Aggregation – There are many ways discussions start on the grid. Email, Twitter, RSS posts + comments, FaceBook etc. Forums software force a user to interact with one conversation type rather than do the hard work of aggregation and provide a seamless way to traverse the mediums using software. I think content should be able to be aggregated into “information streams”. As an example I may want to set up a stream on “Ruby on Rails Development” and provide meta-data that the stream should be created based on “Google News”, my OPML RSS feed list, people I follow on Twitter and my FaceBook friends as well as a traditional threaded forum for users to post new information outside of those systems. A discussion may start as a pithy comment in 140 chars and move on to a healthy threaded debated on a forum and then be summarized in a blog post. That’s information lifecycle is important to follow and it’s important that the discussion remains fluid and seamless as it transpires. There is simply too much friction in moving from one medium to another and today too much gets lost.
In many ways this is what FaceBook does. It builds a wall (an information stream) from user activity with FB and applications interacting with its FB platform. Bob just sent Alice a starfish or Kate just commented on Simons photo. Unlike FB I think the user should be able to interact with the stream via any of the mediums the software supports (with the constraints of the medium selected (140 chars etc)).
Summary
I think that Discoverability, Relevance and Distribution are relatively easy to improve on and would have significant improvements on how most forums work today. FaceBooks walls and StackOverFlow are great examples of how these techniques can be used with dramatic results. Aggregation is probably the “holy grail” and clearly needs some significant thought but what this could give you would be a way for very specific and focused discussions that form naturally from online interactions in an “information swell”. Those discussion streams would interact seamlessly with the various ways users consume and produce information in a way that provides a better way to link to and add value to related dynamic data.

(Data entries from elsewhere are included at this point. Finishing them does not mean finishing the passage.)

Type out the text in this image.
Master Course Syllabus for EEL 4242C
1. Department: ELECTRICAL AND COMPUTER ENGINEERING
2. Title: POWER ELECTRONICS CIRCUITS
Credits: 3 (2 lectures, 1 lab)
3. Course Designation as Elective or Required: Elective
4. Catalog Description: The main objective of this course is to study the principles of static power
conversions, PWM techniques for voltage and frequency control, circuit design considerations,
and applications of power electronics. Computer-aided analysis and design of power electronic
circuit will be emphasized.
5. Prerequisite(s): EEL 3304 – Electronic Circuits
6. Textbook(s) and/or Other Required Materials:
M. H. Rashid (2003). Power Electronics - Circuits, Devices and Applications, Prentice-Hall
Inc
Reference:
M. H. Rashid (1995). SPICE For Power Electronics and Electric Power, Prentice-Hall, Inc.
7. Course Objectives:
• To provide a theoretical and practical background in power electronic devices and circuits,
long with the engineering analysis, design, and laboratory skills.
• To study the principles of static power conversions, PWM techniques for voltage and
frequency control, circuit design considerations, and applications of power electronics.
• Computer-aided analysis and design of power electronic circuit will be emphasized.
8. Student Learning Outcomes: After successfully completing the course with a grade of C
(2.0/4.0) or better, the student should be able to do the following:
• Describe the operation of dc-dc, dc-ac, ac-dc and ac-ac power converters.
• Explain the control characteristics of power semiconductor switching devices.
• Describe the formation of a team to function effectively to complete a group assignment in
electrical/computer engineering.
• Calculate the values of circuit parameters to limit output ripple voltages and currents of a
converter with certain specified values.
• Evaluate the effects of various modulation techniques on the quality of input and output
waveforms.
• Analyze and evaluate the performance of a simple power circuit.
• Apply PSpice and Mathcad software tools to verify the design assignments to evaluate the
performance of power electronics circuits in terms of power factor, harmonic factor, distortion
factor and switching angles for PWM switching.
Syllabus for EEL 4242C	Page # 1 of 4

So is this Google Buzz? No I dint think it is. I tried Buzz and didn’t get it. It felt like it was trying to be everything to everyone. It was IM meets Twitter meets …..a “stream” is simply a more effective and efficient way to hold a group discussion online. Believe you me the world doesn’t need another incarnation of BBS and forums. What the world needs is a digital water-cooler. I think information streams built out may provide that “better way to discuss things online” and if done in an open source open standards way could have a dramatic effect on the efficiency and effectiveness of human-to-human digital conversations.
Now all that is left is for me to whip up a prototype I guess….
Thanks to Mike DeLibero for reviewing the article prior to posting.